Wakil tetua luar menahan amarahnya, posisi patriark Xiao sejajar dengan patriark sekte Pedang Langit, tentu saja Ia akan mendengarnya. "Maafkan aku patriark, tapi curiga dengan orang ini, lihat saja jubahnya yang hitam, mengingatkanku pada orang-orang berpakaian hitam."
"Kenapa tidak kau tangkap saja orang yang memakai jubah hitam? aku lihat di pusat kota juga ada yang menjual dan memakainya" sahut Ye Chen.

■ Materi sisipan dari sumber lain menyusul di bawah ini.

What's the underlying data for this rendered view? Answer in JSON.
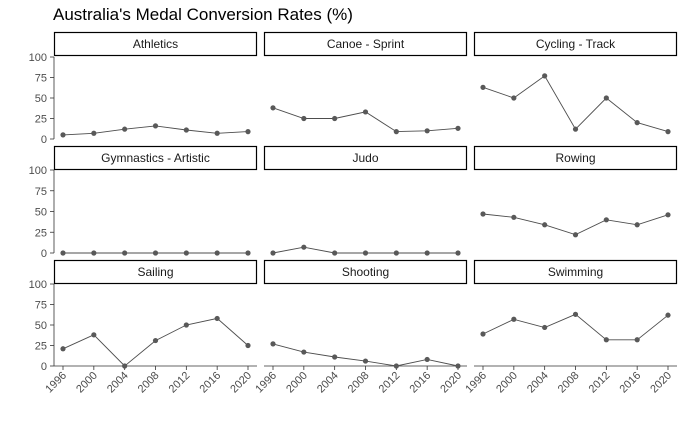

Wajah wakil tetua luar memerah menahan marah, sebenarnya itu hanya alasan dia saja. Ketika melihat Ye Chen Ia ingat ciri-ciri yang disebutkan dua orang murid sekte yang terluka dan semua itu terlihat jelas pada Ye Chen.
Tapi Ia tak bisa berbuat apa-apa dengan adanya patriark Xiao di tempat ini.
Sementara itu Ye Chen sudah berada di dekat Jiang Kun yang duduk bersama seorang anak kecil berusia sepuluh tahun. "Tuan Ye, kenalkan, ini anakku Jiang Ji.
"Salam tuan." sapa Jiang Ji mengatupkan dua tinjunya dengan sopan.
Ye Chen mengusap kepala Jiang Ji, "Jadilah anak yang baik, ingat kau masih memiliki seorang ayah, belajar yang baik jangan buat ayahmu sedih."
"Baik tuan." ucap Jiang Ji dengan mata yang masih berkaca-kaca.
"Jiang Kun, apa tak mau menunggu yang lain? mungkin saja masih ada yang selamat."
Jiang Kun menggelang, "Rasanya tidak mungkin, Ji'er sudah menceritakan semuanya. Tak ada yang selamat lagi."
"Baiklah, kita kembali." Ye Chen, Jiang Kun, He Liang ditambah Jiang Ji berjalan bersama menaiki perahu terbang.
Tak lama kemudian patriark Xiao juga naik, tak ada yang bisa mereka lakukan lagi di sini.
Semua perwakilan sekte mengantar patriark Xiao dengan ramah, terlihat seperti menjilat dengan mata besar dan senyum lebar. Hanya wakil tetua luar yang menatap perahu terbang dengan tatapan penuh dendam. Baru kali ini ada yang berani mengacuhkannya.
"Tunggu saja," ucapnya sambil mengeluarkan aura membunuh tapi tak berani mengarahkan langsung ke perahu terbang.